Не все ли равно, под каким деревом зарыть хублар – маленький, меньше кулака глиняный сосуд, запечатанный воском? Воск еще не застыл как следует, мнется под пальцем и приятно пахнет. Можно запросто проковырять в нем дырочку и узнать наконец, что прячется внутри хубларов, десятков хубларов, закопанных у яблоневых корней в этом саду за минувшие пять столетий.
Ло вздрагивает от этой мысли и воровато оглядывается по сторонам. Старуха велела зарыть сосуд и сразу возвращаться. И не заглядывать внутрь под страхом смерти. Но мало кто по-настоящему боится умереть в двенадцать лет... К тому же, она наверняка соврала.
Между белыми кронами неслышными тенями носятся летучие мыши. В небе висит жемчужно-серая мгла, звезд не видно. Внутри хублара как будто бьется крошечное сердце: тук, тук-тук... Ло зябко передергивает плечами. Почему не спрятать сосуд под яблонями у самого дома? Зачем идти через весь сад, огибать пруд, искать во тьме какое-то определенное дерево? Всем хороши Тинги, пока живы: и щедры, и рачительны, и к слугам добры. Но как только смерть встает на пороге, начинаются странности.
Тук-тук, билось изнутри в ладонь, тук-тук...
Млечный Путь выложен яблоневыми лепестками. Межзвездная тьма поблескивает антрацитом. Станция тихо вращается, так тихо, что не сразу и заметишь. Машины, электроника, все работает бесшумно, и единственный звук, который слышен, стоит прижаться виском к переборке, – бормотание собственной крови: тук-тук, тук-тук...
Жизнь должна была сложиться иначе. Нынешний, взрослый Ло уже и не знает, к лучшему или к худшему случилась та ночь. Если бы не влажная погода и не больные ноги старухи, провожавшей на тот свет последнюю из Тингов, люди жили бы по-прежнему. Ло нашел бы работу в родном городишке и смотрел бы сейчас в окно на детей, играющих посреди лужайки, а не на холодные точки, рассыпанные в темноте.
Пруд заканчивается, но до нужного дерева еще неблизко. Интересно, кто-нибудь узнает, если Ло просто выбросит хублар в воду? Через пару дней сосуд затянет в илистое дно, и он будет скрыт так же надежно, как и в земле. Даже еще надежней. Как сладко пахнет воск! Он совсем размягчился в горячей от волнения ладони. Чья-то жизнь настойчиво бьется в стенки хублара, хочет наружу. Как такой мягкий воск удерживает ее, даже странно. Видно, старуха намешала в него своих зелий.
Ло жалеет последнюю из Тингов. Она совсем молодая и похожа на яркую бабочку. Яркая бабочка с синими глазами. Почему они умирают раньше срока? Ло останавливается, потрясенный. Все дело в старухе, чей домик у подножия холма! Пятьсот лет Тинги живут на холме, а старухи вроде этой – внизу, как будто подстерегая.
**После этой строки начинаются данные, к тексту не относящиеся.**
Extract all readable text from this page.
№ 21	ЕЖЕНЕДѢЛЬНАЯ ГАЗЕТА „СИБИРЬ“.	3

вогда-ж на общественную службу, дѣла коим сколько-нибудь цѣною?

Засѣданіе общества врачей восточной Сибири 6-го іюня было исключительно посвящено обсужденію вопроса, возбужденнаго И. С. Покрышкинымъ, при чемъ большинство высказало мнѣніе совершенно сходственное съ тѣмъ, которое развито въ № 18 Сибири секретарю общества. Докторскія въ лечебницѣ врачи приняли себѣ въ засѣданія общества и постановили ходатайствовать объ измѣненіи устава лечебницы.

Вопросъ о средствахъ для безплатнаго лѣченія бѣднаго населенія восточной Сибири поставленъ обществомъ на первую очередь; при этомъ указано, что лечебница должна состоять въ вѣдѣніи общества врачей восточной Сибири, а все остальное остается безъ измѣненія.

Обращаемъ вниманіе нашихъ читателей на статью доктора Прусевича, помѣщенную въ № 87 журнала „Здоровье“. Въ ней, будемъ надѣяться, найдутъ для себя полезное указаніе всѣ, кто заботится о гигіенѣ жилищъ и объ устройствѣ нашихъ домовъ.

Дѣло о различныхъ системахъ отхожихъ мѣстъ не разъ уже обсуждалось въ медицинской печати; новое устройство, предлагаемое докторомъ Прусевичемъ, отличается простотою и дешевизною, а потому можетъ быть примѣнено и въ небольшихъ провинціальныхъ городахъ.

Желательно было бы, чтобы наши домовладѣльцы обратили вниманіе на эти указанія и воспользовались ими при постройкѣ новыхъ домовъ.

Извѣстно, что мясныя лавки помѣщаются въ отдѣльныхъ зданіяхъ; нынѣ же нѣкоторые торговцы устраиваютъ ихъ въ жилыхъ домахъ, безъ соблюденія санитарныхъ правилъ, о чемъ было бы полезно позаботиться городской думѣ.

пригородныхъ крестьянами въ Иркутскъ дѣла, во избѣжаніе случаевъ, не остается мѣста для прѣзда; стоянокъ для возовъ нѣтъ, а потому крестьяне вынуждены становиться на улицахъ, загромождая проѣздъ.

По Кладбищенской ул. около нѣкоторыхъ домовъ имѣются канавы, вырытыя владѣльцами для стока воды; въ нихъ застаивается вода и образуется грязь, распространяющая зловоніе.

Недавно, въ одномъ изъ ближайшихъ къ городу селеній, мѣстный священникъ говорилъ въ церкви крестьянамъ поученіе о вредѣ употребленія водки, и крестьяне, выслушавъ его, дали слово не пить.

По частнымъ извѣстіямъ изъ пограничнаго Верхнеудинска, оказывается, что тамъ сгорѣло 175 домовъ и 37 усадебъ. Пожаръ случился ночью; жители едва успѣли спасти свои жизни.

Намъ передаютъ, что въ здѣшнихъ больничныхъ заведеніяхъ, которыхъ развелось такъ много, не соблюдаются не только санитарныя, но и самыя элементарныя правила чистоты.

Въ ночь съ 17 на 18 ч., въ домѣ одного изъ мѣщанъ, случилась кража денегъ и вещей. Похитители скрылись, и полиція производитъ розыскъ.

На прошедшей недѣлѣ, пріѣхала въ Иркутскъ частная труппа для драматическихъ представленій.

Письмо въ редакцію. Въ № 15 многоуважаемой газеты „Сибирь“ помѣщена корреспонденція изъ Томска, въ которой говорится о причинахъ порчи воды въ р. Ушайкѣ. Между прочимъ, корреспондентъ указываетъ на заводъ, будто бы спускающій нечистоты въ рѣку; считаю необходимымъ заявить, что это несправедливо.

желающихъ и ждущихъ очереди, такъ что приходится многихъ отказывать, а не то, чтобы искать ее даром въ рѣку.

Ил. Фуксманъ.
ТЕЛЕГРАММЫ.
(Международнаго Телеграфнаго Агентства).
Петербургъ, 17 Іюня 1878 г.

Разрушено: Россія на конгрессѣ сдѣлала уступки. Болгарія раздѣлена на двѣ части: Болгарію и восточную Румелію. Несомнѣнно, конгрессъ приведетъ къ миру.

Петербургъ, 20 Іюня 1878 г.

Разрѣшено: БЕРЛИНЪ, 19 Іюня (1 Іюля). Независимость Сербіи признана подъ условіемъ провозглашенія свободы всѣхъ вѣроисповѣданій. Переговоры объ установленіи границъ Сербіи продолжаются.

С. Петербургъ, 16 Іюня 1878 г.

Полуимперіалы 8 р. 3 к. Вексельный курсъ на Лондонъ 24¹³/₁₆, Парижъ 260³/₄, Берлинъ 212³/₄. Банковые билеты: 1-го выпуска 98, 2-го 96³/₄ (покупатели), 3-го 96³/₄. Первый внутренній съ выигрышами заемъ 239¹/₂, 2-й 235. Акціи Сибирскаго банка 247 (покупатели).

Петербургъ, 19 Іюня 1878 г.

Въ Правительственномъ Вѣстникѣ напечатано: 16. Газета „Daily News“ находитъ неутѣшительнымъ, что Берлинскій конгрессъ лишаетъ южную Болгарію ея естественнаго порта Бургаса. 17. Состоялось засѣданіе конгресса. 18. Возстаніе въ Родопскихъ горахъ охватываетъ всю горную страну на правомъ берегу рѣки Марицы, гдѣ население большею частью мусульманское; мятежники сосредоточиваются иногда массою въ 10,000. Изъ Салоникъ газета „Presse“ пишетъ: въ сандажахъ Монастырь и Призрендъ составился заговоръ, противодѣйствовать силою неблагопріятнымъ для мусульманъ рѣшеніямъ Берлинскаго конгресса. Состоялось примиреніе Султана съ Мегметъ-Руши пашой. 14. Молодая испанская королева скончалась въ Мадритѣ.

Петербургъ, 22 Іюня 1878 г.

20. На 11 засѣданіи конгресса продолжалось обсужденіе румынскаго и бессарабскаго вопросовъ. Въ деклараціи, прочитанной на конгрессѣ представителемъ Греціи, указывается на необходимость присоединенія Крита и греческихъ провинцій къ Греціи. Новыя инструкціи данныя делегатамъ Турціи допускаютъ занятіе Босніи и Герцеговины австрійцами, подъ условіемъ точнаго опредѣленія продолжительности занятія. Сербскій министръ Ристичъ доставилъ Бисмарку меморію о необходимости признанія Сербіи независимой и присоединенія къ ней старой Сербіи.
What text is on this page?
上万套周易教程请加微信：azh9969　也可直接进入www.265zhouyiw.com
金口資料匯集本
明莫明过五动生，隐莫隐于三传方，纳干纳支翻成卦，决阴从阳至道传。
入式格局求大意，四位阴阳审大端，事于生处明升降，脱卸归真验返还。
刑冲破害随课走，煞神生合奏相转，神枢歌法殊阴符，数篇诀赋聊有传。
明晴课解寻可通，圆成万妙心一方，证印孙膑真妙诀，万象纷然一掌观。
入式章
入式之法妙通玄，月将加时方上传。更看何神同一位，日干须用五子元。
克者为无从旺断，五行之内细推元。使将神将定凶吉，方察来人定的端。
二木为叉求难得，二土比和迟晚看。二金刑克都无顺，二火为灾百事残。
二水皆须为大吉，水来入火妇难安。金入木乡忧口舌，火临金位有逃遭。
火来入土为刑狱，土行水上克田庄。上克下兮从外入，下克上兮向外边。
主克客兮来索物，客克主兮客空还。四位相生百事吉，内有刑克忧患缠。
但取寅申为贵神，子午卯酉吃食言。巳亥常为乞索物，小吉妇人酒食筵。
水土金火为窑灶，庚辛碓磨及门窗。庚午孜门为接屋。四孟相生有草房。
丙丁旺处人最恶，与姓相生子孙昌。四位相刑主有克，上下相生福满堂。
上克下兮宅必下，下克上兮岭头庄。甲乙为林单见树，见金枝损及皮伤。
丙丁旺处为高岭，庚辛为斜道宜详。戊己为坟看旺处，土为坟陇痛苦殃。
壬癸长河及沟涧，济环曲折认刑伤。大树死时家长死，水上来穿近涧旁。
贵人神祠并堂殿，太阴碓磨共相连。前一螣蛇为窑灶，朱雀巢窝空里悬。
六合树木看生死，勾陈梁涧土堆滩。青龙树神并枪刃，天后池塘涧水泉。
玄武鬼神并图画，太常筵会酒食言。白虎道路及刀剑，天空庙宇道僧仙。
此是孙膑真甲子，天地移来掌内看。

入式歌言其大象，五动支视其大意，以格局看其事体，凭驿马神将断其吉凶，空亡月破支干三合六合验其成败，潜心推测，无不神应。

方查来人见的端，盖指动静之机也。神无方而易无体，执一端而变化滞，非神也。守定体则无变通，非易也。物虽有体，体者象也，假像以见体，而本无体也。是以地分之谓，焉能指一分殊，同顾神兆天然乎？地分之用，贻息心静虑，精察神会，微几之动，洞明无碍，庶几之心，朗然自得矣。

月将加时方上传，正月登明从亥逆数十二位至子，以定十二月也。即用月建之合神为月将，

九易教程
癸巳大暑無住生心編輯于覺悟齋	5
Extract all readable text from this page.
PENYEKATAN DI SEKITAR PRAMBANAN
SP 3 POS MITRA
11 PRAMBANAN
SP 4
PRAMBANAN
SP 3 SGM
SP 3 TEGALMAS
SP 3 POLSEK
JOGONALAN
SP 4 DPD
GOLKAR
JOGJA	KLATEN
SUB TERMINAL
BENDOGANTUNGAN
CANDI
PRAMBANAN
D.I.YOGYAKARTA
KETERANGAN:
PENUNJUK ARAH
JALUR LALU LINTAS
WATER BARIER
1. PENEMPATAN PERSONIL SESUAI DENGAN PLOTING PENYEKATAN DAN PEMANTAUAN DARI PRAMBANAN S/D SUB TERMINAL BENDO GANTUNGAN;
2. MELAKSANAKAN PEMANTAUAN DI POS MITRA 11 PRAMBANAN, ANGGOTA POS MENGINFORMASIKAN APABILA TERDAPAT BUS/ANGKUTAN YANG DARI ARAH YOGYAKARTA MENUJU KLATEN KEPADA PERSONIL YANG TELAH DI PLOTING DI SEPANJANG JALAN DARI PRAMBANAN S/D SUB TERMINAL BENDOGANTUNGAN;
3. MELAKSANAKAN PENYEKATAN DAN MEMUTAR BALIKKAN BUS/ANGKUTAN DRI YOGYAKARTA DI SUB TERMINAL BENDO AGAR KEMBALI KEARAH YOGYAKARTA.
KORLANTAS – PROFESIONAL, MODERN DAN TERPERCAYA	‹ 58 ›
Когда такая старуха показывается у ворот поместья, это верный признак, что там будет покойник. Должно быть, она каждый раз прячет заранее слепленный хублар в своих лохмотьях, пробирается в комнаты и цедит, цедит в него душу кого-то из обитателей...
Ло откидывается в кресле оператора. Он чувствует себя заключеным в большой сосуд, из которого не вырваться, потому что вырываться некуда. Космос чересчур велик и величествен, в нем то слишком жарко, то слишком холодно, и сознание того, что ты мал и хрупок, выпивает душу. Иногда кажется, что кто-то огромный сжимает в ладони станцию, прислушиваясь к теплому биению внутри нее.
По щекам Ло текут слезы. Он стоит, прижимая к груди хублар. Нигде в мире нет садов, которые бы цвели и плодоносили как этот. В шелесте ветвей чудятся голоса. Легко ли это – год за годом быть яблоней? Ло почему-то кажется, что юной Тинг, умирающей сейчас в стенах родового дома, это не понравится. Она больше похожа на бабочку, чем на дерево.
Дерево привязано корнями к земле, старуха своим колдовским голодом – к Тингам, человек воспоминаниями – к родному краю. А Ло привязан к станции, парящей в межзвездном пространстве, – потому что больше здесь нет места для жизни.
Тук-тук... тук-тук... Вот и нужное дерево. Ло присаживается на корточки. Пахнет влажной травой и вянущими яблочными лепестками. Он отстегивает от пояса садовую лопатку, раздвигает траву и начинает копать. В земле попадаются гнилушки, они светятся, как бледные звезды. Наконец ямка готова, и Ло опускает в нее хублар... опускает, но не может отпустить, потому что земля холодна, а сосуд, в котором что-то стучит, теплый после его ладоней. И мысль о том, что хублар остынет, замолкнет и омертвеет, отчего-то невыносима.
Птица истерично вскрикивает неподалеку – наверное, ей что-то приснилось. Ло выхватывает хублар из ямы, подносит к лицу и судорожно, неостановимо, как в бреду, начинает рвать ногтями воск. Желтоватые хлопья падают в темную траву. Воска оказывается много, хублар заполнен им чуть ли не на четверть. Ло просовывает в узкое горлышко мизинец, с силой проталкивает восковую пробку. В конце концов палец окунается в пустоту. Ло вынимает его, подносит сосуд к лицу, чтобы заглянуть внутрь... И в тот же миг глаза беспощадно заливает свет – белый и жесткий, его очень много. Хублар разрывается в руке с негромким хлопком. Ло вскрикивает и падает навзничь.
Он лежит в каком-то белом месте, вокруг него ходит старуха и ноет себе под нос. Еще какая-то фигура, молодая и гибкая, движется за туманной завесой. Движения похожи на танец, но, кажется, она просто подбирает черепки.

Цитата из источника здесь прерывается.